First of all, says Larry Weintraub, CEO, Fanscape, MSNBC hasn’t gotten rid of all banner advertising - it's simply reduced the amount of banner advertising and re-designed their site to make it more visually appealing. "The banner ads are still there. Even now, there's a Cadillac banner ad in the middle of the page and an additional one below the fold. The ads are expandable and allow for additional exploration without being taken away from MSNBC.com," he says.
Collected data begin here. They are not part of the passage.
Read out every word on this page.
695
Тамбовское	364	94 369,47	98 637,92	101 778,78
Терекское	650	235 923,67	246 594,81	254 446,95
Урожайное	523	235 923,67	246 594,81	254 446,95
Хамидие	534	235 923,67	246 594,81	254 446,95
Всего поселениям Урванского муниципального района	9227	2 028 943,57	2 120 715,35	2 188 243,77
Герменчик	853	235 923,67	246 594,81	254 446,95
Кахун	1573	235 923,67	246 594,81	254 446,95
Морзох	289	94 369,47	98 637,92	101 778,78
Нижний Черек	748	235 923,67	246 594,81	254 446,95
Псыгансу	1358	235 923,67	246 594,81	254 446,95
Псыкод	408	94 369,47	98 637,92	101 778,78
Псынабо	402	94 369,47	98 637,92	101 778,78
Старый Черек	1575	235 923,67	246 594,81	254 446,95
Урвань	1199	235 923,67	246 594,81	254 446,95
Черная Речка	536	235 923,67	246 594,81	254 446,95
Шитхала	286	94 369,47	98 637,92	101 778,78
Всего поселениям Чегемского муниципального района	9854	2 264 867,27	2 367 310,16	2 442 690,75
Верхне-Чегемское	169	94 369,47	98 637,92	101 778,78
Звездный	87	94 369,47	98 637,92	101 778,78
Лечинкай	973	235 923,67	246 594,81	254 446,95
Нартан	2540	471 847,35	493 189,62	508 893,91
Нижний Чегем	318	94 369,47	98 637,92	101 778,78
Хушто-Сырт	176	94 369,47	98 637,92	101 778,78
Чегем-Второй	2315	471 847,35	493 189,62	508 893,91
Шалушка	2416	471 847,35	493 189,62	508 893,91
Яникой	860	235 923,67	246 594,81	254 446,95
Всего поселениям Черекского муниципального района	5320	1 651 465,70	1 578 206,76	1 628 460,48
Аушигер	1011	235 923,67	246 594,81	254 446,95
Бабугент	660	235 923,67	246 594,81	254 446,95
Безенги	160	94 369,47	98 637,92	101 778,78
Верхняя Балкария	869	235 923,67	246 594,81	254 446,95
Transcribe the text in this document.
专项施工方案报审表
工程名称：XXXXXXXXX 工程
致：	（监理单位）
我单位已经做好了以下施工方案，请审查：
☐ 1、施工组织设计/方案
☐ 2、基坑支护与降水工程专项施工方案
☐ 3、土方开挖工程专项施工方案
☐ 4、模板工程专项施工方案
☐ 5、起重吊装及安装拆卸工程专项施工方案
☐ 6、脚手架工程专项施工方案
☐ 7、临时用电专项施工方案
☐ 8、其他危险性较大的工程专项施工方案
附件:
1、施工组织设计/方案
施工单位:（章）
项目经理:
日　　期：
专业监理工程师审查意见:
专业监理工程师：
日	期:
The lesson to draw, he says, is that banner ads and other graphic-based ads won’t soon go away, but they should become more appealing by featuring content that pertains to readers’ needs based upon where they live and what other websites they’ve recently visited.

Always Changing

Lorrie Thomas, CEO of Web Marketing Therapy,  agrees banner ads are merely getting a facelift to address the burnout of their current format. "I was on the founding team at ValueClick when 468×60 banner ads were hot, over the years I have watched the evolution and revolution, selling and buying ads," she says. Banner ads have gone through their own rebranding before and the new ad size is more of a revenue play than anything else. "The large format ads give salespeople new ad units to sell, which prompts excitement and reason to engage advertisers and advertisers have a new option to test - media buyers always need new options to acquire customers and boost traffic."

A better way to think of the issue is this, says McGarrah Jessee digital media director, Brendan Starr: "Banner ads aren’t going extinct, but the ways they are used, bought, and served are. Sites who want to offer unique branding experiences will turn to large-format ads because you can do more with them. They offer a more rich experience that doesn’t require a user to leave the site. But not every page can have an obtrusive large-format ad on it."